Lisa Kelly [lead poet] is a poet, editor and technology journalist. She has single-sided deafness from childhood mumps and is learning British Sign Language. She is on the board of Magma Poetry and co-edited the Conversation issue and the Deaf issue. Her first collection, A Map Towards Fluency, was published by Carcanet in 2019. Her poems have appeared in Stairs and Whispers: D/deaf and Disabled Poets Write Back (Nine Arches Press) and Carcanet’s New Poetries VII. Her pamphlets are Philip Levine’s Good Ear (Stonewood Press) and Bloodhound (Hearing Eye).
Nadia Nadarajah is an artist who creates and performs plays in BSL. Born profoundly deaf, she is a Shakespeare’s Globe Associate Artist who has performed in As You Like It and Hamlet.
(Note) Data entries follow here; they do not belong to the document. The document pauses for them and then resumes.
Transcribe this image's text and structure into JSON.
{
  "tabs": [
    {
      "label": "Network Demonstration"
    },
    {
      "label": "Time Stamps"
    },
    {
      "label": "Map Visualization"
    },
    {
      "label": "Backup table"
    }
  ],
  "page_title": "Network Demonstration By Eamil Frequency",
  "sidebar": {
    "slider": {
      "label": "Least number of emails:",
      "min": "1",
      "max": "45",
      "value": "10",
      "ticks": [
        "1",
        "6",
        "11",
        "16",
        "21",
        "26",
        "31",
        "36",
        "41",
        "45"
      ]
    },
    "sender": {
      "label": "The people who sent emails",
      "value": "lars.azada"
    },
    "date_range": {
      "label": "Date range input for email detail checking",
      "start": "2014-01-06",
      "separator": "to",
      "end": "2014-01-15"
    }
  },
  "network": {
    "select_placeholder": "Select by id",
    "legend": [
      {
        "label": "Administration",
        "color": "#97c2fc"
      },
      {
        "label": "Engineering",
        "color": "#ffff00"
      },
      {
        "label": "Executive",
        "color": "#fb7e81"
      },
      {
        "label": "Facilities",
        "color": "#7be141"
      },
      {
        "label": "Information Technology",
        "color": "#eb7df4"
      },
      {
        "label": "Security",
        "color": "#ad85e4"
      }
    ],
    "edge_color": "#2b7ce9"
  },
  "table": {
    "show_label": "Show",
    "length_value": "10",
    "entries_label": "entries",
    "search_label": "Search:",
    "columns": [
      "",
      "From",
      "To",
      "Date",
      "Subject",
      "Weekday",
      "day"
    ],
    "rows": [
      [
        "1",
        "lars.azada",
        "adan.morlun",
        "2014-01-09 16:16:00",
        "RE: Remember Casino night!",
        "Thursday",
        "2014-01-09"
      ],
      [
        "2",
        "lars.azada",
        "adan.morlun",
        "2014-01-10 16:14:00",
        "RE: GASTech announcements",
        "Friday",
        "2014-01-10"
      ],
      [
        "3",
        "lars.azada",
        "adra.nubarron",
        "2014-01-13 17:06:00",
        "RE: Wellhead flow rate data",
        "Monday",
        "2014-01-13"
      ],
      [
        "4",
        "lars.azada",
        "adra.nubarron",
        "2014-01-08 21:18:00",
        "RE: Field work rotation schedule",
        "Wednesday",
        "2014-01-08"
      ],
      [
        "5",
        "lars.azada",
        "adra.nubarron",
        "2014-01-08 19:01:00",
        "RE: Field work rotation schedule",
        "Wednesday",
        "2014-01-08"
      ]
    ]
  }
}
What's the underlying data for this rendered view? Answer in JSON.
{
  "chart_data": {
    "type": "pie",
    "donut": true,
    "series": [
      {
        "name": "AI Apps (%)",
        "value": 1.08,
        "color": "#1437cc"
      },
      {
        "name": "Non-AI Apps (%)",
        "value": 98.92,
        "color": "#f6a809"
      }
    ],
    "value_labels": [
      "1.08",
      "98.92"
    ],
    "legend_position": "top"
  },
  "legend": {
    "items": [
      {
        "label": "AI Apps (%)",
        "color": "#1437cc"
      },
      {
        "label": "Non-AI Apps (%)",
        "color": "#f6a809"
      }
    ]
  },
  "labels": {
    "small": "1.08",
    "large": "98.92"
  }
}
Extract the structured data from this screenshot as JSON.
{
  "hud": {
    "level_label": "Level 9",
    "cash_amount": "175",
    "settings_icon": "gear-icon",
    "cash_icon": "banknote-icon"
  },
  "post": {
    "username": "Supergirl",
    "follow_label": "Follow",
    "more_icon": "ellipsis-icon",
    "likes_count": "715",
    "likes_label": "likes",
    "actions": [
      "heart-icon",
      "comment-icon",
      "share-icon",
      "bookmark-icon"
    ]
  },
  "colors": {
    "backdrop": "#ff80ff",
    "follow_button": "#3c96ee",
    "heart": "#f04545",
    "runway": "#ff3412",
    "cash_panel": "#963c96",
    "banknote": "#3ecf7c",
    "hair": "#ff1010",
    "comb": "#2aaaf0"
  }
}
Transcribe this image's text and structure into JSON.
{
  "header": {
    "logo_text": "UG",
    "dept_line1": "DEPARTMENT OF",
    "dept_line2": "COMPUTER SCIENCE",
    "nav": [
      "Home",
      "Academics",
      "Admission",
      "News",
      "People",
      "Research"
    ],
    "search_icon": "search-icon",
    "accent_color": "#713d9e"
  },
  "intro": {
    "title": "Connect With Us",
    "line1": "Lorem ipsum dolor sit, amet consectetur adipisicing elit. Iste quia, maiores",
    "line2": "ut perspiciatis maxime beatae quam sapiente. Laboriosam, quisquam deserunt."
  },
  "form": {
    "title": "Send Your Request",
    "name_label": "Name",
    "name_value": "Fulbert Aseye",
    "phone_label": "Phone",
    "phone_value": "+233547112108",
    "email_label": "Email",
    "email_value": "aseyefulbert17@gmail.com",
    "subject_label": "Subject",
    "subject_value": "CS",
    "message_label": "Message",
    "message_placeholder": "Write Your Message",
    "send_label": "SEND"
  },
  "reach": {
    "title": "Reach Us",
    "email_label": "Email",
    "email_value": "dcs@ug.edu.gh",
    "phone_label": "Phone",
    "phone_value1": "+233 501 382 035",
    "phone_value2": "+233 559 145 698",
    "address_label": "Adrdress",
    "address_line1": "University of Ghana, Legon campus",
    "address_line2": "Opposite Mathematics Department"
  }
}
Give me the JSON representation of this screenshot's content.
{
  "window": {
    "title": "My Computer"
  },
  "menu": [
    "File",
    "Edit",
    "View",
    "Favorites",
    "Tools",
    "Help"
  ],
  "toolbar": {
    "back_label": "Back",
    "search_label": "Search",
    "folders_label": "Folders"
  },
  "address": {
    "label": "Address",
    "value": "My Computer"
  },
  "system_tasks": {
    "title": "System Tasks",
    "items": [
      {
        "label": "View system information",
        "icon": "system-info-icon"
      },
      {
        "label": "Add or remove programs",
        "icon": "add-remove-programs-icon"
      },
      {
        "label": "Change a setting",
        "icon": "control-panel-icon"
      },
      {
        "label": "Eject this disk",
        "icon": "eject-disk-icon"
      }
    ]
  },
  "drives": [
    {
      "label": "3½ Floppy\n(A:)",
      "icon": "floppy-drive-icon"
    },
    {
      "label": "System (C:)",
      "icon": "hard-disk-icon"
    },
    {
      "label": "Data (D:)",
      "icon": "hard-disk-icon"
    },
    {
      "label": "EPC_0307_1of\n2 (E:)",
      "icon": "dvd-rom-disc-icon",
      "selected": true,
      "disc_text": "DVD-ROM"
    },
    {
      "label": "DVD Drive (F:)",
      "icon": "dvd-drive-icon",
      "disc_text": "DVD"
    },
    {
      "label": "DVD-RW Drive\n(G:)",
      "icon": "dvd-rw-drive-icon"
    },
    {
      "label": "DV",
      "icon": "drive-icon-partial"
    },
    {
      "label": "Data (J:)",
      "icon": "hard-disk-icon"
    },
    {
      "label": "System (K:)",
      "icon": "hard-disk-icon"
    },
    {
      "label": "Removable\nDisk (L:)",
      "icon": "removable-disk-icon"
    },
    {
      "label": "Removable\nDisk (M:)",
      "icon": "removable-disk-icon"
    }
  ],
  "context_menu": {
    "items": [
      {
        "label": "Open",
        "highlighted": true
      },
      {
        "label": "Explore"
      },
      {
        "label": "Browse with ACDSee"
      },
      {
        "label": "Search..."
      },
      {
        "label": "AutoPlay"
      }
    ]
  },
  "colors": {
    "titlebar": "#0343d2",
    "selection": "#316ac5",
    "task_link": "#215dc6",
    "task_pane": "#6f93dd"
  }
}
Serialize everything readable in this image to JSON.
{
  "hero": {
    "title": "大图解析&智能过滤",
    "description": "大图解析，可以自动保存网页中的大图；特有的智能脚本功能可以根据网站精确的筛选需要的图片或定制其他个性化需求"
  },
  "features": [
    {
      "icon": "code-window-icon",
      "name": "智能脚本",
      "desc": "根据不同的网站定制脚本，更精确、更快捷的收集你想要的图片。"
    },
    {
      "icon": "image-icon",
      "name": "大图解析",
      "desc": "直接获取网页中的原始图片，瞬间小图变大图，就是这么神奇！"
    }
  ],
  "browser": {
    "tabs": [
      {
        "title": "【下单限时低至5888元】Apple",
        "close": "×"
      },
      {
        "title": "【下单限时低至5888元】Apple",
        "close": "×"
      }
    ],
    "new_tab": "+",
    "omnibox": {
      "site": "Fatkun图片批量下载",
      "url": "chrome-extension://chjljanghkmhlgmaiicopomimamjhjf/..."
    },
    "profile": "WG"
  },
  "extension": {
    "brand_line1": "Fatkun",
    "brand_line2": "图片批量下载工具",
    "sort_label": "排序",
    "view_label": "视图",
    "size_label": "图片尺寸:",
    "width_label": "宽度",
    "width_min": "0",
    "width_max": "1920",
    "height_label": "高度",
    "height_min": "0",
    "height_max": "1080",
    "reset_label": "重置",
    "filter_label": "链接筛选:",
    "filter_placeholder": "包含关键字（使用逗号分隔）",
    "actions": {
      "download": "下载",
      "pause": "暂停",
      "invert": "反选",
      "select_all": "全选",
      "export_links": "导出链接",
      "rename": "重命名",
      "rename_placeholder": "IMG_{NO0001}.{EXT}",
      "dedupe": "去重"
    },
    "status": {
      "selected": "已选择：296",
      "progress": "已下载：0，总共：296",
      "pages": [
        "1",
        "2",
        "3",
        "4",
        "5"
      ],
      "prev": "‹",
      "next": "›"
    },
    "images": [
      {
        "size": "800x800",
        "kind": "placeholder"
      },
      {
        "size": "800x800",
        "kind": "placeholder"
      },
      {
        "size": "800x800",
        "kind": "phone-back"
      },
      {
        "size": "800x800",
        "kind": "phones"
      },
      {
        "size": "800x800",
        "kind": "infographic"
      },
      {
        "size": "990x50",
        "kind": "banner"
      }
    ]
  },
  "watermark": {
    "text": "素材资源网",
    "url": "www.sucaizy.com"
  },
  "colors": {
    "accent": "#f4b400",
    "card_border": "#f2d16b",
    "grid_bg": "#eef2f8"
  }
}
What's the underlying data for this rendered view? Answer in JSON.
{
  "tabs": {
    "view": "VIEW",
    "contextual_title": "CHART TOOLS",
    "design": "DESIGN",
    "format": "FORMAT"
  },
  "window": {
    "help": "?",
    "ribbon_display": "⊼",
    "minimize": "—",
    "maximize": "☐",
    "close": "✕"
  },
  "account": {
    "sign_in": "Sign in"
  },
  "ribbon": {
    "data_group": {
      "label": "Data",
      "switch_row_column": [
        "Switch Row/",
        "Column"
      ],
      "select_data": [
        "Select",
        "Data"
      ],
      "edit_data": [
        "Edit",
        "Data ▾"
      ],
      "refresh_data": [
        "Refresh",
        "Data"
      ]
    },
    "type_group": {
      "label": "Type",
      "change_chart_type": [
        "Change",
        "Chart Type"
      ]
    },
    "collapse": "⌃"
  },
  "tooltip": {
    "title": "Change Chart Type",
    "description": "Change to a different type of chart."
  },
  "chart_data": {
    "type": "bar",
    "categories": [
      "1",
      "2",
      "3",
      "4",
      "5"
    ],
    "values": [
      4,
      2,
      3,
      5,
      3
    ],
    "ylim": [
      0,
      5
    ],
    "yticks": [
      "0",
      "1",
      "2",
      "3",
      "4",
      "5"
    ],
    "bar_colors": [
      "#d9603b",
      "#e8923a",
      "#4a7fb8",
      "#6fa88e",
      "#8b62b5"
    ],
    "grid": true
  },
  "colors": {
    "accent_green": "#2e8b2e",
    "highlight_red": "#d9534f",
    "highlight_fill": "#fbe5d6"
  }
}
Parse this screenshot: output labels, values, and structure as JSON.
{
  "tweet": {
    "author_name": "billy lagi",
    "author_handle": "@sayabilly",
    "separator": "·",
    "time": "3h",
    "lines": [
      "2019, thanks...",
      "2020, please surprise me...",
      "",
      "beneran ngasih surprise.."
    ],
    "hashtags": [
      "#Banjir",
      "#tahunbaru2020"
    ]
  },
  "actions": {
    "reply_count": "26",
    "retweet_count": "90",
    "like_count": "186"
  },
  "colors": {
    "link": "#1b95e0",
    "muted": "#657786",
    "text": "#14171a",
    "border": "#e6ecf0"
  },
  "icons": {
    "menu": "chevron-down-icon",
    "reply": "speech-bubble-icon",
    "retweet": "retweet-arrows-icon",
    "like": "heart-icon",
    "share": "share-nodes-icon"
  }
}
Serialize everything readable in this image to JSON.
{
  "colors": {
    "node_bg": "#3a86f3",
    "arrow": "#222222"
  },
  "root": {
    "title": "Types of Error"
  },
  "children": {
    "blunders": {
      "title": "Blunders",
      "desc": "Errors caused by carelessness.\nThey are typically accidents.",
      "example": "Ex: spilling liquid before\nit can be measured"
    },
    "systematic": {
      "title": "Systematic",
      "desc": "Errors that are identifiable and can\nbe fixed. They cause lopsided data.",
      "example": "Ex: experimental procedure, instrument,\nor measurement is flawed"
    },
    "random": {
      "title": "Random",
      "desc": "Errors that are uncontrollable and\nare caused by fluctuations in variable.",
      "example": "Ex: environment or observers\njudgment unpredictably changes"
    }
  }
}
Recent performances elsewhere include Royal Court Theatre’s Midnight Movie (2019) and A Christmas Carol at Bristol Old Vic Theatre (2018).
Serge ♆ Neptune has been called ‘the little merman of British poetry’. His work has appeared in whynow, Harana Poetry, Lighthouse, Banshee, Spontaneous Poetics, Brittle Star, Ink Sweat & Tears and Strange Poetry. His first pamphlet These Queer Merboys was published with Broken Sleep in 2020.
D L Williams is a deaf queer bilingual poet working with British Sign Language and English. Bilingualism has inspired a deep interest in translation and how her work can be made accessible to signing and non-signing audiences. She has performed around the UK including at the Edinburgh Fringe, the Southbank Centre and the Albert Hall, as well as in America and Brazil. Her poems have appeared in Magma and Leaving: Award Winning Poetry by Hammond House Publishing.